If successful, the function will print to standard output a sequence
of JSON objects separated by the lines '---'
, and it will print
the 'END'
string when the stream of results is exhausted. After a
successful testing, the developer will upload this module to Adama by
posting to $ADAMA/register
, for example with the (Python) command:
>>> requests.post('$ADAMA/register',
... data={'name': 'expressologs_by_locus',
... 'version': '0.1',
... 'url': 'http://bar.utoronto.ca/webservices/get_expressologs.php',
... 'requirements': 'requests'},
... files={'code': ('main.py', open('main.py'))})
...
Note that we are assuming the main.py
module (as in the example on
the github repository) is using the module requests
to access the
expressolog service. For such reason, we include it in the
requirements
field, so it is properly installed in the Adama
workers. This example can be found already built in the
examples directory of Adama github repository.
On success, Adama will return the full identifier for this service
(expressologs_by_locus_v0.1
), and it will start workers ready to
attend queries.
User Role Quickstart¶
After a developer registered the expressolog service as in
Developer Role Quickstart, a user can query the service by posting to
$ADAMA/query
:
>>> requests.post('$ADAMA/query',
... data=json.dumps({
... 'serviceName': 'expressologs_by_locus_v0.1',
... 'query': {'locus': 'At2g26230'}}))
...
On success, the response will return a JSON object with the results in the format described in Developer Role Quickstart. As mentioned in Adapter API, Adama will start streaming the results as soon as they are available from the data source. Users can start reading the results using any of the available increamental JSON parsers.
Provenance¶
Starting in version 0.3, Adama allows declaring the provenance for each microservice response.
Provenance for a microservice can be specified in the field
sources:
of the metadata.

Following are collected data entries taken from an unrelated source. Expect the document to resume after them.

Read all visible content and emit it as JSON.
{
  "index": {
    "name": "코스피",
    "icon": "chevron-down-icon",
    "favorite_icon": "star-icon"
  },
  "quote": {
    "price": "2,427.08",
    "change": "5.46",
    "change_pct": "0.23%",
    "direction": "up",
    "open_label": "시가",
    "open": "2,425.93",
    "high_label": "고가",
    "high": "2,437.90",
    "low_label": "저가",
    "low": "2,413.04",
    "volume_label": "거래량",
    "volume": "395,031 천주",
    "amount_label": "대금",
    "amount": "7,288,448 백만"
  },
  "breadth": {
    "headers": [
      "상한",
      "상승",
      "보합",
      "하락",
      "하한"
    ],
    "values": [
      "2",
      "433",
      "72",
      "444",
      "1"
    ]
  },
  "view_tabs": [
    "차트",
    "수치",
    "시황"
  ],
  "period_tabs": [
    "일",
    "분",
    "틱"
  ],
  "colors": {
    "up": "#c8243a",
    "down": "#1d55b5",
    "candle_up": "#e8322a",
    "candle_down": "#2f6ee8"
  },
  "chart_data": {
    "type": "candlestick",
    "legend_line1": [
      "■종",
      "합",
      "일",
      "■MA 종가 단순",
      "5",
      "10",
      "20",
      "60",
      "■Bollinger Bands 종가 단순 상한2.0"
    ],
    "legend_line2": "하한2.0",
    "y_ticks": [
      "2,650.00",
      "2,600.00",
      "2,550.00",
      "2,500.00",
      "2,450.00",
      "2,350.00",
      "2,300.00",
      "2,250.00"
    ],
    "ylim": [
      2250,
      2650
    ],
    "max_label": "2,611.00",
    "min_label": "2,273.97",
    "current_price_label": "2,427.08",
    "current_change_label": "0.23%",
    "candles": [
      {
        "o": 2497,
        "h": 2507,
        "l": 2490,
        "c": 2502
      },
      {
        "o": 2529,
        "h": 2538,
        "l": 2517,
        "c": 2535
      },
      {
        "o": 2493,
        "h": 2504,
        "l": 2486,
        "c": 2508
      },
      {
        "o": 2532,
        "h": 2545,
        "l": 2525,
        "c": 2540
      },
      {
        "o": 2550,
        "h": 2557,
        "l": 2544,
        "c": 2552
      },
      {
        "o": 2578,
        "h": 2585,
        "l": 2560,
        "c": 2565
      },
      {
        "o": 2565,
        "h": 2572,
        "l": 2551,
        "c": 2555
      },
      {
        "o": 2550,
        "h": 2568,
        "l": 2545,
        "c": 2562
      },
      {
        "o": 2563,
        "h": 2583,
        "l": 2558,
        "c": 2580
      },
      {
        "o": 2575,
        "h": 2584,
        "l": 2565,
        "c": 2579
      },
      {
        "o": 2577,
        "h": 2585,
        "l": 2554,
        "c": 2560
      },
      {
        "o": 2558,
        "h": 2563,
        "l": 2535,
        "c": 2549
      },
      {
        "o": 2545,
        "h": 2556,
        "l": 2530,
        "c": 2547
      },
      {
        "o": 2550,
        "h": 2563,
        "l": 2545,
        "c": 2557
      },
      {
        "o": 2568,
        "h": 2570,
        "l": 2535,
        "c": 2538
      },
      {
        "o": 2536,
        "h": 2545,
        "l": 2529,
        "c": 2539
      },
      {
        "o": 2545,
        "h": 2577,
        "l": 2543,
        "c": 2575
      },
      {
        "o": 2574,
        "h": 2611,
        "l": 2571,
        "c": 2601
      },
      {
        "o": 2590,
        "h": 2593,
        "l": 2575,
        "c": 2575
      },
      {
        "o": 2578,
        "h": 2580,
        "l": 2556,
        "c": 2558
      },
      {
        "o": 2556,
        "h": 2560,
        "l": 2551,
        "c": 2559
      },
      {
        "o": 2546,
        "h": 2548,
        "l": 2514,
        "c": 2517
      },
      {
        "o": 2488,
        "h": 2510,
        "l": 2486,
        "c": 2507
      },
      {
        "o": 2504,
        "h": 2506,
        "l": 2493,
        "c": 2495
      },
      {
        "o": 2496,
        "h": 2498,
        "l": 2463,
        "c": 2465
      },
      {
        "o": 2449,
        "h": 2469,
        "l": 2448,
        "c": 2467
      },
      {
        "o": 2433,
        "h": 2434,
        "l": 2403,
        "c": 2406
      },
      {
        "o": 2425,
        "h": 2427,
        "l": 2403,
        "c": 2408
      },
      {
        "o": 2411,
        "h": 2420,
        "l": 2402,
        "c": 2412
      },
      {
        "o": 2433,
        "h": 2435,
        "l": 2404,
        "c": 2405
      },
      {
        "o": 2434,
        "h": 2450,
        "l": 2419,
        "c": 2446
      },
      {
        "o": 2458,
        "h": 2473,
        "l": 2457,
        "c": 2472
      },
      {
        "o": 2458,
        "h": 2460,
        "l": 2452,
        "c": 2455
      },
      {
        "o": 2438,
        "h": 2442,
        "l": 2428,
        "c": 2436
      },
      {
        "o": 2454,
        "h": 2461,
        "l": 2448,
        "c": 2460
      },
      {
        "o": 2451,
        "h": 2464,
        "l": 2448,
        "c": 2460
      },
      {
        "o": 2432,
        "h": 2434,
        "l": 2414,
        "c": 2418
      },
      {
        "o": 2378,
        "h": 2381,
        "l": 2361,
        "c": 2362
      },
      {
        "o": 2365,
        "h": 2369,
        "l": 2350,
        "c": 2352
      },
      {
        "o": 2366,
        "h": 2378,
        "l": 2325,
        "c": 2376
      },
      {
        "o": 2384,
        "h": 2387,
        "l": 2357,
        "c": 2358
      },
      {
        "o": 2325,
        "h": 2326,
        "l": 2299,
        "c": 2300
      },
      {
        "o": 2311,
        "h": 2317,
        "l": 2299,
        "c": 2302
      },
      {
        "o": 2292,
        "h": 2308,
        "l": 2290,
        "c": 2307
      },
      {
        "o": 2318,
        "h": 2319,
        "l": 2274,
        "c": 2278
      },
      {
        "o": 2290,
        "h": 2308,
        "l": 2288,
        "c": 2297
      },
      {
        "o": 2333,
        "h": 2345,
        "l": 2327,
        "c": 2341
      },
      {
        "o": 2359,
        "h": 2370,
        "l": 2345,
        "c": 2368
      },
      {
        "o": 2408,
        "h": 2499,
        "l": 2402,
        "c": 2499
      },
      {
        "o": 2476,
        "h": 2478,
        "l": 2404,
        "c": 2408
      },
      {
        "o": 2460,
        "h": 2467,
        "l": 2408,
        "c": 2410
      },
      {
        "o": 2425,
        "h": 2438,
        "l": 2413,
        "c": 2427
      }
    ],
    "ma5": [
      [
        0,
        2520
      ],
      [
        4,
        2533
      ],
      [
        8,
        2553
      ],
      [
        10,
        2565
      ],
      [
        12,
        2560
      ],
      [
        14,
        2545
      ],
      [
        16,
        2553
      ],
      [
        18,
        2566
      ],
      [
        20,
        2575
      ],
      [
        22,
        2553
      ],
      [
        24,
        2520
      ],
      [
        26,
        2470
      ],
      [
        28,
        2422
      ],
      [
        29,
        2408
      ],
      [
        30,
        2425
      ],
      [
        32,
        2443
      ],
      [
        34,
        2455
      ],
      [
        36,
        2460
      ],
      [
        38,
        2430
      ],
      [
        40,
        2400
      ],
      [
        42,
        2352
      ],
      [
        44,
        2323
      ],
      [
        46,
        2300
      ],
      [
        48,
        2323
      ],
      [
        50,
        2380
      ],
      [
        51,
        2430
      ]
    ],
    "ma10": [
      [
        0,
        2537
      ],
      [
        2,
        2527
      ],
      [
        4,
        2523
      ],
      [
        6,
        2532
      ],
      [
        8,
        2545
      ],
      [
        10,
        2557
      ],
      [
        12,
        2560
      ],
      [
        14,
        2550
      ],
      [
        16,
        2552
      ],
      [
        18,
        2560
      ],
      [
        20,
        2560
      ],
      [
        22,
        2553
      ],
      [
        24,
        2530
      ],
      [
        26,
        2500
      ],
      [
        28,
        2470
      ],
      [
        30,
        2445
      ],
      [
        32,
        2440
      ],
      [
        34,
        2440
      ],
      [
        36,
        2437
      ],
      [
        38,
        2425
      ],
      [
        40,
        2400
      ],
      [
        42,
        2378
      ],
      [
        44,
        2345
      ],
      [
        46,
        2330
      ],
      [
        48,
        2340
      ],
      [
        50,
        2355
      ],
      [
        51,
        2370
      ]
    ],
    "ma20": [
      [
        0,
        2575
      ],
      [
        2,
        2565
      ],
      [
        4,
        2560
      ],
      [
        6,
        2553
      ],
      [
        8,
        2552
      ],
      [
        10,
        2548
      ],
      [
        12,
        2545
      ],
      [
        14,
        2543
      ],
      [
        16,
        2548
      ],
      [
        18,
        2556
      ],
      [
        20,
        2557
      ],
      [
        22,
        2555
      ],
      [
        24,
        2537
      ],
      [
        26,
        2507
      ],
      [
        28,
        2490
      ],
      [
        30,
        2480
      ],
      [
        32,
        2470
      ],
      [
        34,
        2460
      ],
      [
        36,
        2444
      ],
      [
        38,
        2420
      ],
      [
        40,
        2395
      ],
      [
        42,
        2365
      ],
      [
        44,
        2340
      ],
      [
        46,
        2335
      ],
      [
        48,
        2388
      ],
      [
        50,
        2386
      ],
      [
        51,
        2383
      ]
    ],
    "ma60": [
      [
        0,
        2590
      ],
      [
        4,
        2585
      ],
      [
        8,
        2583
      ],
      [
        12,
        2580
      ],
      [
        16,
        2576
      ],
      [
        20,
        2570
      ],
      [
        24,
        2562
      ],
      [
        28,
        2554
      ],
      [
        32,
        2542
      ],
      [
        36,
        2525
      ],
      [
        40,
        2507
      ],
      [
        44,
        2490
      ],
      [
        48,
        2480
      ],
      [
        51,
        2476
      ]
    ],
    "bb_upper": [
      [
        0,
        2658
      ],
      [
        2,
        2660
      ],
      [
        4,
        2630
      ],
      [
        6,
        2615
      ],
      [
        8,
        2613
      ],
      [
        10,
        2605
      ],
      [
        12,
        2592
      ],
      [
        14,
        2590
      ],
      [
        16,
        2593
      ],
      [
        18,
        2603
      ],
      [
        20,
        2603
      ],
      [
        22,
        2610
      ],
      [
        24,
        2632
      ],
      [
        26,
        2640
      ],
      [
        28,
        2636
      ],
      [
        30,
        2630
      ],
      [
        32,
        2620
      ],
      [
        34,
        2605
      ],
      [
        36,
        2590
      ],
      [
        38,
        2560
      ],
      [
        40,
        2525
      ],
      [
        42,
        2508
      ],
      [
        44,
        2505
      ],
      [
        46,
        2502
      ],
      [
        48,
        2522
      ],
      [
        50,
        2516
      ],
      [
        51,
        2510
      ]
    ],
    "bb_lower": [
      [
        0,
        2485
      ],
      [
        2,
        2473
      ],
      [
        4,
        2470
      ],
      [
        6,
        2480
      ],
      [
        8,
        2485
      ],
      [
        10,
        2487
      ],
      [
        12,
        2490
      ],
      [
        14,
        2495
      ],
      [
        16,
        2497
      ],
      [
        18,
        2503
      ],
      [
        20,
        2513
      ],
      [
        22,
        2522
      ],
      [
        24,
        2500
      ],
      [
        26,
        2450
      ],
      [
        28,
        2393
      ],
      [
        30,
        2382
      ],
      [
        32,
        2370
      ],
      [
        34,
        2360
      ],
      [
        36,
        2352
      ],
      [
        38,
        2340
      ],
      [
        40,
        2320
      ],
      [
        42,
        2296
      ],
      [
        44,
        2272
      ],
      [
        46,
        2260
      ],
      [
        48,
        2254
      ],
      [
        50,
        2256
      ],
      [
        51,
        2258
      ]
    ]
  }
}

Its content is a list of objects with
the following fields:
title:
- (mandatory) Name of the source
description:
- (mandatory) Human readable description of the source
language:
- (optional) Language (following RFC 4646)
last_modified:
- (optional) Date of last modification. ISO format preferred (e.g.: “2015-04-17T09:44:56”), but it’s more permissive. Most unambiguous formats are supported.
sponsor_organization_name:
- (mandatory) Sponsor organization
sponsor_uri:
- (optional) Sponsor URI
provider_name:
- (mandatory) Provider name
provider_email:
- (optional) Provider email
uri:
- (optional) Agent URI
license:
- (optional) License
sources:
- (optional) A list of nested sources containing the above fields (recursively including more sources, if necessary). By default it is the empty list.